Electrifying remote areas
SHPs are typically not faced with challenges such as deforestation and resettlement associated with large hydel projects. More importantly, SHPs have the potential to meet the power requirements of remote and isolated areas with very low load densities. The Ministry of New and Renewable Energy (MNRE) is implementing the project Ladakh Renewable Energy Initiative to minimise dependence on diesel in the Ladakh region and meet power requirement through local renewable resources. The project envisages setting up of 30 small/mini hydel projects in Ladakh with an aggregate capacity of 23.8 MW at a total cost of Rs 266 crore.

The ministry is also implementing an electrification project worth Rs 550 crore in Arunachal Pradesh through the completion of ongoing and installation of new SHPs and solar photovoltaic systems. Till date, 252 villages have been illuminated under this project by SHP.

Government incentives
MNRE has decided that out of the total grid interactive power generation capacity that is being installed, about two per cent should come from small hydro. This translates into about 2,100 MW capacity addition during 2012-2017. Therefore, the SHP programme is currently focused on lowering the cost of equipment, increasing its reliability and setting up projects in areas that give the maximum advantage in terms of capacity utilisation.

MNRE is also laying special emphasis on promoting the use of new designs of water mills for mechanical and electricity generation and on setting up of micro hydel projects. Special programmes are being developed in collaboration with states to adopt an area-based approach and involve local organisations such as water mills associations, cooperative societies, registered NGOs, local bodies and state nodal agencies. MNRE is also providing Central Financial Assistance (CFA) to set up small/micro hydro projects both in the public and private sectors.

Low private investment
Private investment in the segment is low, as interest rates are high (this makes debt financing expensive). Moreover, though the market does have high growth potential, it is currently undeveloped and riskier than its counterparts.

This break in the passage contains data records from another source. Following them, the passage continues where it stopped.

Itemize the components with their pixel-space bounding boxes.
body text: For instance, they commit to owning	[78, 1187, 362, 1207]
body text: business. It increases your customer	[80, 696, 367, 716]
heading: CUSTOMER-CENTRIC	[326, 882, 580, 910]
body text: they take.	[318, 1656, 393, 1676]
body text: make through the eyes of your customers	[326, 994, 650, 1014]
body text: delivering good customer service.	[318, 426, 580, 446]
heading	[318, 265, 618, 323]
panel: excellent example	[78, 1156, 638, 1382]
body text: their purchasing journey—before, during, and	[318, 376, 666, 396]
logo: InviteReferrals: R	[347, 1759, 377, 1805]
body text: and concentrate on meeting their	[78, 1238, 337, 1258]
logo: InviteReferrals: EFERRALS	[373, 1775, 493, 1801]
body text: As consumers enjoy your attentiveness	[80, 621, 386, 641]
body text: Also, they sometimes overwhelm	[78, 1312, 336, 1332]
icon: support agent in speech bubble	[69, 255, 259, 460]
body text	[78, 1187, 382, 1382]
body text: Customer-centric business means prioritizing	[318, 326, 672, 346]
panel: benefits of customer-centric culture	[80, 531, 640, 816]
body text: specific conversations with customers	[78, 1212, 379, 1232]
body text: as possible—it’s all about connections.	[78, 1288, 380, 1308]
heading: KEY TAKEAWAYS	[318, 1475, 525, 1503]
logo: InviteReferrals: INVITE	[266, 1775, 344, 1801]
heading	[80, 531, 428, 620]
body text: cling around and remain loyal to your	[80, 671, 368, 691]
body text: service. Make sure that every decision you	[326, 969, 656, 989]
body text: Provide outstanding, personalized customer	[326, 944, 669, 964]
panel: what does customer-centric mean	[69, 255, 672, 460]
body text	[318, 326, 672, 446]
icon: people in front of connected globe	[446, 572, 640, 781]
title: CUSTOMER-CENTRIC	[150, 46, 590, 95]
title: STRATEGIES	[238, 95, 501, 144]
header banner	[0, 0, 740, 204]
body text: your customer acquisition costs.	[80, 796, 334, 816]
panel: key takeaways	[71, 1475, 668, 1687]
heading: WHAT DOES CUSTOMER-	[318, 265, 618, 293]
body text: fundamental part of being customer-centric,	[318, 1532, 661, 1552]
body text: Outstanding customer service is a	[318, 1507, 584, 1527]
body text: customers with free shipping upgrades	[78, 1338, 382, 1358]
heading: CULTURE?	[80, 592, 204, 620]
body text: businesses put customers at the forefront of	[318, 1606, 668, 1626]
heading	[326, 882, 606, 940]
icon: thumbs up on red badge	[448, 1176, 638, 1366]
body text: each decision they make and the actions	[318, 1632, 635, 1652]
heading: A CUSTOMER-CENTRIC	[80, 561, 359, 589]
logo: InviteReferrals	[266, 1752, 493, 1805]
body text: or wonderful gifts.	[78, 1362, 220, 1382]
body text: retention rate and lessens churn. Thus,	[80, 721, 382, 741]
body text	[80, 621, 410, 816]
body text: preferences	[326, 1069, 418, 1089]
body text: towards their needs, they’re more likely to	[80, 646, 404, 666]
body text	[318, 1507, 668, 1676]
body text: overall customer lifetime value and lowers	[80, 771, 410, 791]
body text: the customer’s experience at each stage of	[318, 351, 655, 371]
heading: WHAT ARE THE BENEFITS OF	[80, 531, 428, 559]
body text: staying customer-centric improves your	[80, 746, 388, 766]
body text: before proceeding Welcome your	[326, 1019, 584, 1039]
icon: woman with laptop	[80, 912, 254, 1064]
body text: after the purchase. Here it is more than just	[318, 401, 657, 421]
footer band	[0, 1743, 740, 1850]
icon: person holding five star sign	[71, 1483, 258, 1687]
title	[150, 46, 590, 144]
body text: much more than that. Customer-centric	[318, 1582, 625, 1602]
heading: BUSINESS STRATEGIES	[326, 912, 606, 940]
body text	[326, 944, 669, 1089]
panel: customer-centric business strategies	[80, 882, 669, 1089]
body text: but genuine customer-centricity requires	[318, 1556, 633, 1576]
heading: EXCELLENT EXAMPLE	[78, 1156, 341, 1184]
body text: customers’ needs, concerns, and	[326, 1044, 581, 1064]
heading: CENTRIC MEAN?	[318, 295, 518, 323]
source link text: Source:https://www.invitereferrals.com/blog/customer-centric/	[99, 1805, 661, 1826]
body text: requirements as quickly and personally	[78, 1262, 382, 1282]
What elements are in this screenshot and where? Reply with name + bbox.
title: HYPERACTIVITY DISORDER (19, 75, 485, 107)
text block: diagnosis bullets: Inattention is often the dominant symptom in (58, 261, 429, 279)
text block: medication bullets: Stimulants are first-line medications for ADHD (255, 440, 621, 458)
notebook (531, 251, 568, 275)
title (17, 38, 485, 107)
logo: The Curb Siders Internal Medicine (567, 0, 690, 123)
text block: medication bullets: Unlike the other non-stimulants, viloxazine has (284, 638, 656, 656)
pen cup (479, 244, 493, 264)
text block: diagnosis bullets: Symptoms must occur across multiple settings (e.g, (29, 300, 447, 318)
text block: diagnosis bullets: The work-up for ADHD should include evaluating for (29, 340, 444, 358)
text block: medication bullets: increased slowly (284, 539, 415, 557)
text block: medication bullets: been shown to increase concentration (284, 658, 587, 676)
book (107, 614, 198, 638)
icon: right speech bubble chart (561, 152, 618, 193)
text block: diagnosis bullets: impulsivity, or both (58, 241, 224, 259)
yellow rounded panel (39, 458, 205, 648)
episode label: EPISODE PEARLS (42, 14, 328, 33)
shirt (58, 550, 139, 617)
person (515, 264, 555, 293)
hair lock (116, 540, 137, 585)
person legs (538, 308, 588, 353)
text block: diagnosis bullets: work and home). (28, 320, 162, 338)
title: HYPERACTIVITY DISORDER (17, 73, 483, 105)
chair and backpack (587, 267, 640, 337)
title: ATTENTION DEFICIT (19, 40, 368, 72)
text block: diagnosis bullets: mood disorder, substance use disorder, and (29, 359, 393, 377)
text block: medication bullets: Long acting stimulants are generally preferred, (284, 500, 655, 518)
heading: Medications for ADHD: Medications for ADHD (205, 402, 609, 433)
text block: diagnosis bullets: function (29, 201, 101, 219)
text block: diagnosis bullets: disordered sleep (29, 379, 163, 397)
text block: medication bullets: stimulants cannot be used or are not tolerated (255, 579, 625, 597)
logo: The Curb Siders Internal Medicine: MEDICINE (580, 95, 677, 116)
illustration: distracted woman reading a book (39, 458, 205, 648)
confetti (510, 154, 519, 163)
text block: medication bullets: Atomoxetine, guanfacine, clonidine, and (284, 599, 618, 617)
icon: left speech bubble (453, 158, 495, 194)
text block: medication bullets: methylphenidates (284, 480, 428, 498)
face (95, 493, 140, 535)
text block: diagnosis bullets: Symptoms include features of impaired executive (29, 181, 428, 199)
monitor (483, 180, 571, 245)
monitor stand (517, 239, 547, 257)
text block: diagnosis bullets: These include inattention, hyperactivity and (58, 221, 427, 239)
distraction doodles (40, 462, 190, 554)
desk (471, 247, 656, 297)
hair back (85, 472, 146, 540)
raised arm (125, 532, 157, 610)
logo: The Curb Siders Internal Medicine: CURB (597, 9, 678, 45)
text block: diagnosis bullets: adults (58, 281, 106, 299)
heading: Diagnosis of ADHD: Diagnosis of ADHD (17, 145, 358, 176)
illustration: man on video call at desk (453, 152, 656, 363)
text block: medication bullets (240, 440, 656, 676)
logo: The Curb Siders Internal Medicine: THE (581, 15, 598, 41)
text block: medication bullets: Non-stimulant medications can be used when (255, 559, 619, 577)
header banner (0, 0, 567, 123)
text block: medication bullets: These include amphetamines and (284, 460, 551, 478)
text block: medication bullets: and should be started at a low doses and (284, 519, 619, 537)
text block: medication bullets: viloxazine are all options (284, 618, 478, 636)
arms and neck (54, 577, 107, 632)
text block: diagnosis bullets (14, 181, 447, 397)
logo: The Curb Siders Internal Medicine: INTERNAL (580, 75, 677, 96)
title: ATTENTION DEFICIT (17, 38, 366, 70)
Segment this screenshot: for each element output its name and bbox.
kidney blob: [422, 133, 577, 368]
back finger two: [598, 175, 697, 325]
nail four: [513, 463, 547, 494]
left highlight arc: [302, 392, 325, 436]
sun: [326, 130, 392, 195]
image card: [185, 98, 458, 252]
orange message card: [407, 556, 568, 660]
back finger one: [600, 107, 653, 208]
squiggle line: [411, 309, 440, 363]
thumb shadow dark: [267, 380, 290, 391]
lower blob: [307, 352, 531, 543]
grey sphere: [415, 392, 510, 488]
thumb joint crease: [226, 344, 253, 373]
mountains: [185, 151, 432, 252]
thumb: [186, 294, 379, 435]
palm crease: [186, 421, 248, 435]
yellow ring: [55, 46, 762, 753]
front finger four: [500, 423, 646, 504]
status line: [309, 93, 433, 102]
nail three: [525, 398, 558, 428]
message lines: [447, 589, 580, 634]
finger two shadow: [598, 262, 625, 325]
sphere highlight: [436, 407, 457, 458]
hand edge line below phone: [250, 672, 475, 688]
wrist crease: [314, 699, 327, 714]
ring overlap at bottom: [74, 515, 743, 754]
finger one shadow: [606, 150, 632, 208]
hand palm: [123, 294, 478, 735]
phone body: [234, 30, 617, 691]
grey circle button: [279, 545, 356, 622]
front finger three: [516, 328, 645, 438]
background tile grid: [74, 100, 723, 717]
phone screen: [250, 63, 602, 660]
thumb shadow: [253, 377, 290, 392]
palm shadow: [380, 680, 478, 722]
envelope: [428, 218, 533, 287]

Execution and evacuation challenges
SHP has still not been tapped to its full potential. Water is a state subject, therefore, the implementation of the SHPs is governed by state policies, and potential sites are allotted by state governments to private developers. The process of allotment and getting a number of statutory clearances is often time consuming. SHP has a longer gestation period than other renewable sources, due to a difficult terrain and a limited working season. It also faces the challenge of lack of reliable hydrological data. Lack of adequate inter grid connectivity also poses an obstacle for the evacuation of power.

Key takeaways

  • SHPs present a clean and affordable solution for the electrification of remote areas of India.
  • Private sector investments are likely to increase, driven by government incentives.

Key challenges
  • Remote or difficult terrain and small project size impact project economies adversely.
  • The pace of implementation of SHPs is slow because of delays in acquiring land and obtaining clearances and approvals.
  • Inadequate grid connectivity also poses a challenge.